In his lifetime, Guru Raam Das penned 5,876 lines of inspirational poetic verse which later became part of the scripture in the Guru Granth Sahib. These include the four Laav and other wedding hymns written for his own marriage. He also wrote verses outlining the practice and spiritual routine of a Sikh as an early riser, who bathes and engages in morning prayer.

Humility:

Guru Raam Das exemplified humility. He once had a visit from Baba Siri Chand, who jokingly asked, why the Guru had allowed his beard to grow so long.

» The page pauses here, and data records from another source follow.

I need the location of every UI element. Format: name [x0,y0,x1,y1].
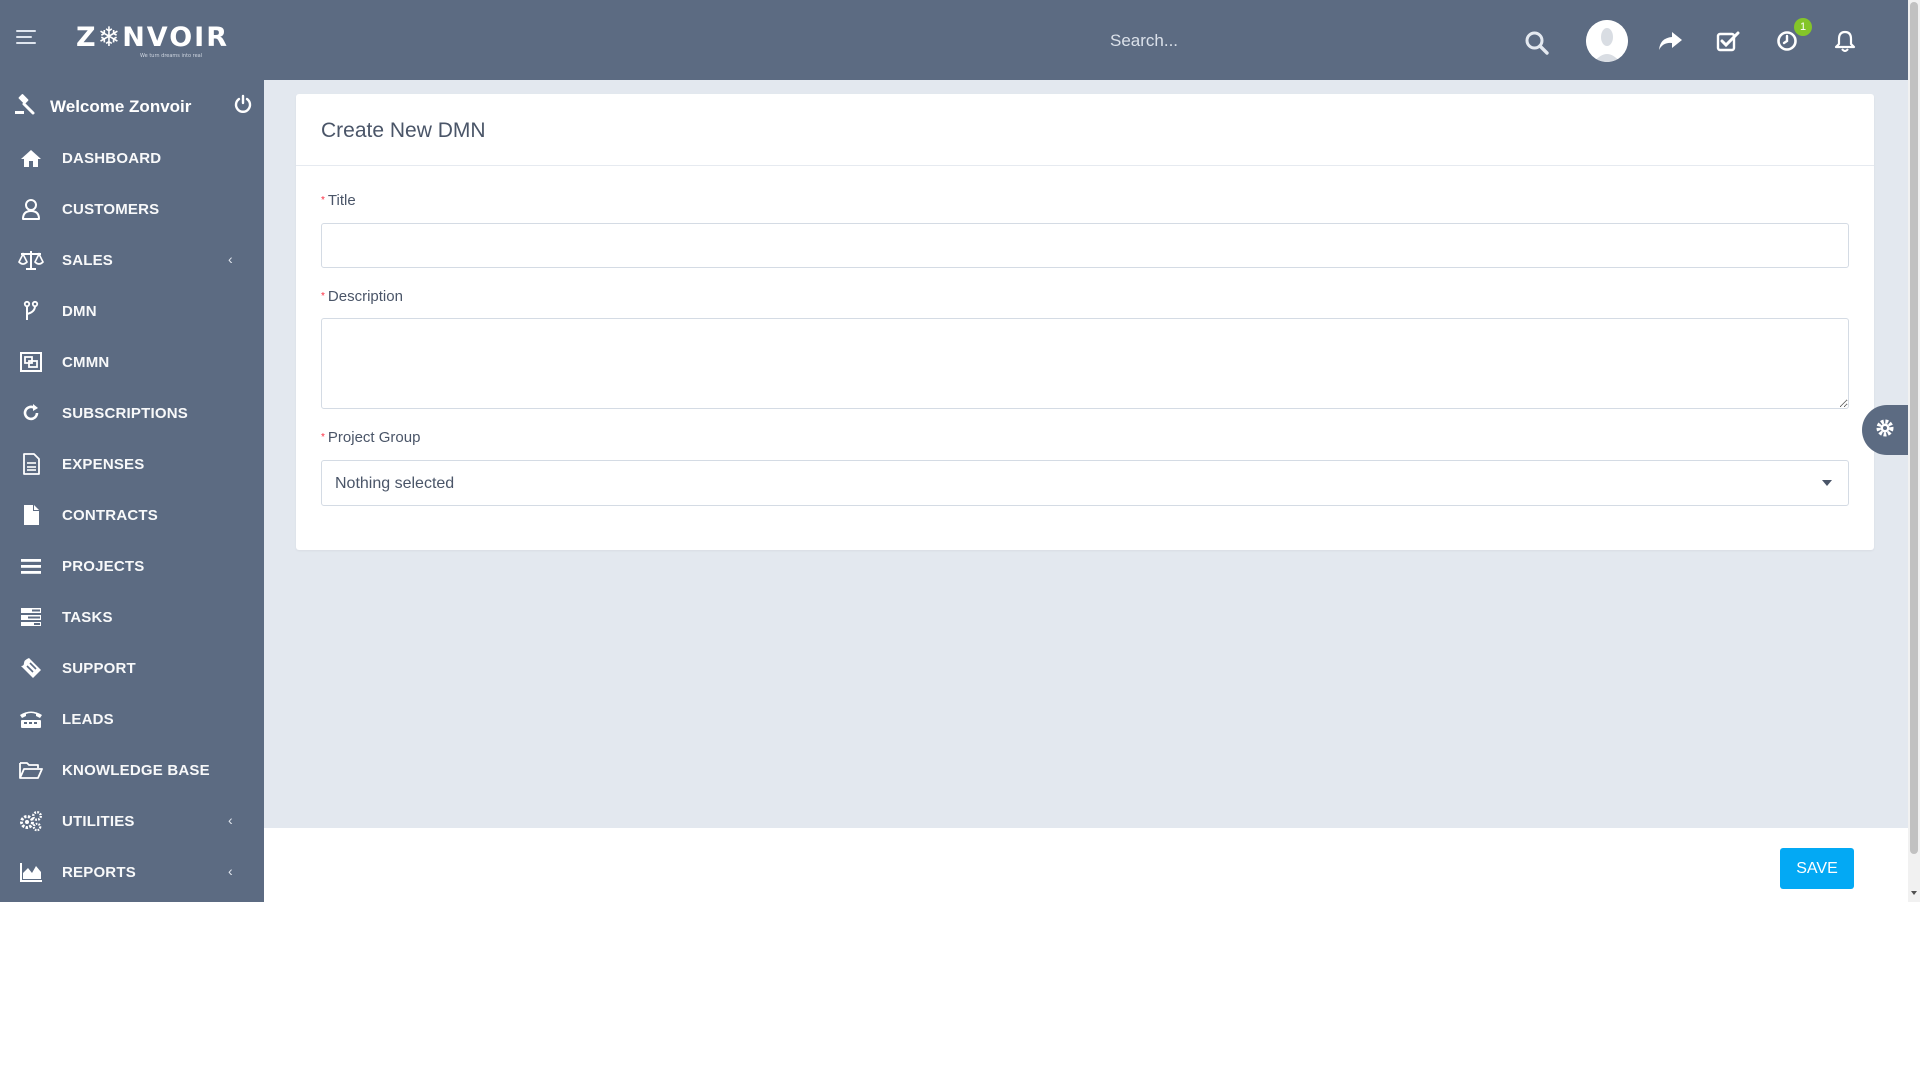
bars-icon [18,555,44,577]
sidebar-item-subscriptions[interactable]: SUBSCRIPTIONS [0,390,264,436]
sidebar-item-contracts[interactable]: CONTRACTS [0,492,264,538]
app-window: Z❄NVOIR We turn dreams into real 1 [0,0,1920,902]
caret-down-icon [1822,480,1832,486]
welcome-text: Welcome Zonvoir [50,97,192,116]
sidebar-item-label: SUBSCRIPTIONS [62,405,188,422]
gear-icon [1874,417,1896,444]
menu-toggle-icon[interactable] [16,30,36,44]
form-footer: SAVE [264,828,1908,902]
ticket-icon [18,657,44,679]
search-icon[interactable] [1522,29,1552,57]
tasks-icon [18,606,44,628]
panel-header: Create New DMN [296,94,1874,166]
sidebar-item-label: REPORTS [62,864,136,881]
page-scrollbar[interactable] [1908,0,1920,902]
sidebar-item-label: SUPPORT [62,660,136,677]
title-field[interactable] [321,223,1849,268]
gavel-icon [14,94,36,121]
sidebar-item-dashboard[interactable]: DASHBOARD [0,135,264,181]
object-group-icon [18,351,44,373]
description-label: * Description [321,288,403,305]
sidebar-item-label: UTILITIES [62,813,135,830]
bell-icon[interactable] [1831,28,1859,54]
required-marker: * [321,432,325,443]
logo-tagline: We turn dreams into real [140,53,203,59]
sidebar-item-label: EXPENSES [62,456,145,473]
file-text-icon [18,453,44,475]
sidebar-welcome: Welcome Zonvoir [0,80,264,132]
tty-icon [18,708,44,730]
code-fork-icon [18,300,44,322]
area-chart-icon [18,861,44,883]
scroll-down-icon[interactable] [1911,891,1917,895]
sidebar-item-sales[interactable]: SALES ‹ [0,237,264,283]
sidebar-item-customers[interactable]: CUSTOMERS [0,186,264,232]
avatar[interactable] [1586,20,1628,62]
logo-text: Z❄NVOIR [76,22,230,53]
save-button[interactable]: SAVE [1780,848,1854,889]
sidebar-item-projects[interactable]: PROJECTS [0,543,264,589]
sidebar-item-label: KNOWLEDGE BASE [62,762,210,779]
refresh-icon [18,402,44,424]
sidebar-item-label: LEADS [62,711,114,728]
file-icon [18,504,44,526]
sidebar-item-label: CUSTOMERS [62,201,160,218]
project-group-label: * Project Group [321,429,421,446]
chevron-left-icon: ‹ [228,251,233,267]
main-content: Create New DMN * Title * Description * Proj… [264,80,1908,828]
sidebar-item-label: CMMN [62,354,110,371]
sidebar-item-label: DASHBOARD [62,150,162,167]
form-panel: Create New DMN * Title * Description * Proj… [296,94,1874,550]
sidebar-item-leads[interactable]: LEADS [0,696,264,742]
sidebar-item-expenses[interactable]: EXPENSES [0,441,264,487]
sidebar-item-reports[interactable]: REPORTS ‹ [0,849,264,895]
search-input[interactable] [1098,24,1518,58]
select-value: Nothing selected [335,475,455,492]
cogs-icon [18,810,44,832]
sidebar-item-label: SALES [62,252,114,269]
scrollbar-thumb[interactable] [1910,2,1918,854]
sidebar: Welcome Zonvoir DASHBOARD CUSTOMERS SALE… [0,80,264,902]
description-field[interactable] [321,318,1849,409]
sidebar-item-cmmn[interactable]: CMMN [0,339,264,385]
share-icon[interactable] [1656,28,1684,54]
project-group-select[interactable]: Nothing selected [321,460,1849,506]
sidebar-item-knowledge-base[interactable]: KNOWLEDGE BASE [0,747,264,793]
sidebar-item-label: PROJECTS [62,558,145,575]
notification-badge: 1 [1794,18,1812,36]
home-icon [18,147,44,169]
sidebar-item-dmn[interactable]: DMN [0,288,264,334]
chevron-left-icon: ‹ [228,863,233,879]
top-header: Z❄NVOIR We turn dreams into real 1 [0,0,1908,80]
theme-settings-toggle[interactable] [1862,405,1908,455]
sidebar-item-label: TASKS [62,609,113,626]
check-square-icon[interactable] [1714,28,1742,54]
required-marker: * [321,195,325,206]
folder-open-icon [18,759,44,781]
balance-scale-icon [18,249,44,271]
sidebar-item-label: DMN [62,303,97,320]
sidebar-item-label: CONTRACTS [62,507,158,524]
required-marker: * [321,291,325,302]
title-label: * Title [321,192,356,209]
sidebar-item-support[interactable]: SUPPORT [0,645,264,691]
sidebar-item-tasks[interactable]: TASKS [0,594,264,640]
page-title: Create New DMN [321,119,486,142]
user-icon [18,198,44,220]
sidebar-item-utilities[interactable]: UTILITIES ‹ [0,798,264,844]
brand-logo[interactable]: Z❄NVOIR We turn dreams into real [76,22,230,59]
power-icon[interactable] [233,94,253,119]
chevron-left-icon: ‹ [228,812,233,828]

Guru Raam Das replied humbly that the length served only the purpose, and stooped to wipe the dust from Siri Chand's feet.

Treachery:

Prithi Chand, became involved in collections of offerings hoping to succeed his father as guru. He maneuvered to have his young brother Arjun Dev sent to Lahore for a family wedding in his stead. Prithi Chand engaged in trickery, intercepting letters that Arjun Dev wrote, each with a verse describing his spiritual longing to be reunited with his father, the Guru. After two years a letter reached Guru Raam Das. It indicated that two had preceded it. The Guru commanded Prithi Chand return the letters. Guru Raam Das brought Arjun Dev home and requested a fourth verse be written. He then named Arjun Dev as his successor.

Important Dates and Corresponding Events:

Dates correspond to the Nanakshahi calendar.

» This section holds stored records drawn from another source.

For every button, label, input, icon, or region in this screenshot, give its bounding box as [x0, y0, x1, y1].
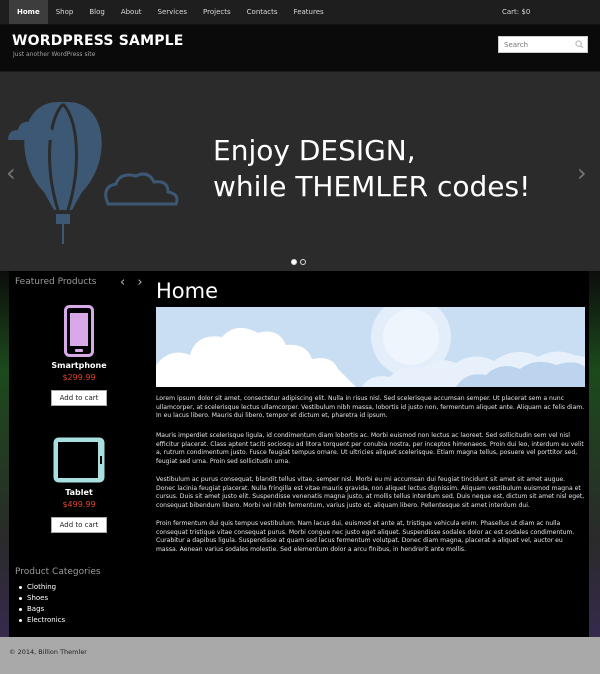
site-title[interactable]: WORDPRESS SAMPLE	[12, 33, 184, 49]
site-header: WORDPRESS SAMPLE Just another WordPress …	[0, 25, 600, 70]
body-paragraph: Vestibulum ac purus consequat, blandit t…	[156, 476, 585, 509]
nav-item-contacts[interactable]: Contacts	[239, 0, 286, 24]
product-categories-heading: Product Categories	[15, 567, 101, 577]
nav-item-about[interactable]: About	[113, 0, 150, 24]
page-title: Home	[156, 279, 219, 303]
slider-pagination	[291, 259, 306, 265]
nav-item-features[interactable]: Features	[286, 0, 332, 24]
nav-item-home[interactable]: Home	[9, 0, 48, 24]
main-content: Home Lorem ipsum dolor sit amet, consect…	[149, 271, 589, 637]
nav-item-shop[interactable]: Shop	[48, 0, 82, 24]
featured-products-carousel-arrows-icon[interactable]: ‹ ›	[120, 275, 147, 290]
product-card-smartphone: Smartphone $299.99 Add to cart	[9, 305, 149, 406]
add-to-cart-button[interactable]: Add to cart	[50, 517, 108, 533]
body-paragraph: Mauris imperdiet scelerisque ligula, id …	[156, 432, 584, 465]
site-footer: © 2014, Billion Themler	[0, 637, 600, 674]
search-icon[interactable]	[575, 40, 584, 49]
main-menu: Home Shop Blog About Services Projects C…	[9, 0, 332, 24]
body-paragraph: Lorem ipsum dolor sit amet, consectetur …	[156, 395, 585, 419]
slider-next-arrow-icon[interactable]: ›	[577, 159, 587, 187]
clouds-header-image	[156, 307, 585, 387]
hot-air-balloon-illustration	[8, 102, 179, 244]
tablet-icon[interactable]	[52, 436, 106, 484]
search-input[interactable]	[499, 37, 582, 52]
cart-link[interactable]: Cart: $0	[502, 0, 530, 24]
top-nav-bar: Home Shop Blog About Services Projects C…	[0, 0, 600, 25]
copyright-text: © 2014, Billion Themler	[9, 648, 87, 656]
nav-item-services[interactable]: Services	[150, 0, 196, 24]
slider-dot-2[interactable]	[300, 259, 306, 265]
hero-slider: Enjoy DESIGN, while THEMLER codes! ‹ ›	[0, 71, 600, 271]
slide-caption-line-1: Enjoy DESIGN,	[213, 134, 416, 167]
nav-item-projects[interactable]: Projects	[195, 0, 239, 24]
product-price: $499.99	[62, 500, 96, 509]
category-list: Clothing Shoes Bags Electronics	[19, 582, 65, 626]
nav-item-blog[interactable]: Blog	[81, 0, 112, 24]
search-form	[498, 36, 588, 53]
slider-prev-arrow-icon[interactable]: ‹	[6, 159, 16, 187]
category-link-bags[interactable]: Bags	[19, 604, 65, 615]
slide-caption: Enjoy DESIGN, while THEMLER codes!	[213, 133, 530, 205]
product-card-tablet: Tablet $499.99 Add to cart	[9, 436, 149, 533]
product-name[interactable]: Smartphone	[9, 361, 149, 370]
category-link-electronics[interactable]: Electronics	[19, 615, 65, 626]
category-link-shoes[interactable]: Shoes	[19, 593, 65, 604]
smartphone-icon[interactable]	[64, 305, 94, 357]
slider-dot-1[interactable]	[291, 259, 297, 265]
body-paragraph: Proin fermentum dui quis tempus vestibul…	[156, 520, 575, 553]
product-price: $299.99	[62, 373, 96, 382]
category-link-clothing[interactable]: Clothing	[19, 582, 65, 593]
slide-caption-line-2: while THEMLER codes!	[213, 170, 531, 203]
sidebar: Featured Products ‹ › Smartphone $299.99…	[9, 271, 149, 637]
featured-products-heading: Featured Products	[15, 277, 97, 287]
site-tagline: Just another WordPress site	[13, 51, 96, 58]
product-name[interactable]: Tablet	[9, 488, 149, 497]
add-to-cart-button[interactable]: Add to cart	[50, 390, 108, 406]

  • Birth: Chuna Mandi, Lahore in present day Pakistan – October 9, 1534, Jetha is born to mother, Anup Devi (Daya Kaur), and father, Hari Das Sodhi.
  • Marriage: Goindwal – February 18, 1554, Jetha weds Bhani daughter of Guru Amar Das and Mansa Devi. They have sons, Prithi Chand (Sep/Oct, 1558), Maha Dev (June/July, 1560), and Arjun Dev (May 2 1563).
  • Inauguration as Guru: Goindwal – September 16, 1574, Guru Amar Das appoints Jetha his successor, naming him Raam Das.
  • Establishes Amritsar: 1559, Guru Amar Das excavates a sarovar, or tank, and foundation site of Harmandir Sahib, the Golden Temple in present day Amritsar, India.
  • Death: Goindwal – September 16, 1581, Guru Raam Das names his youngest son, Arjun Dev, his successor.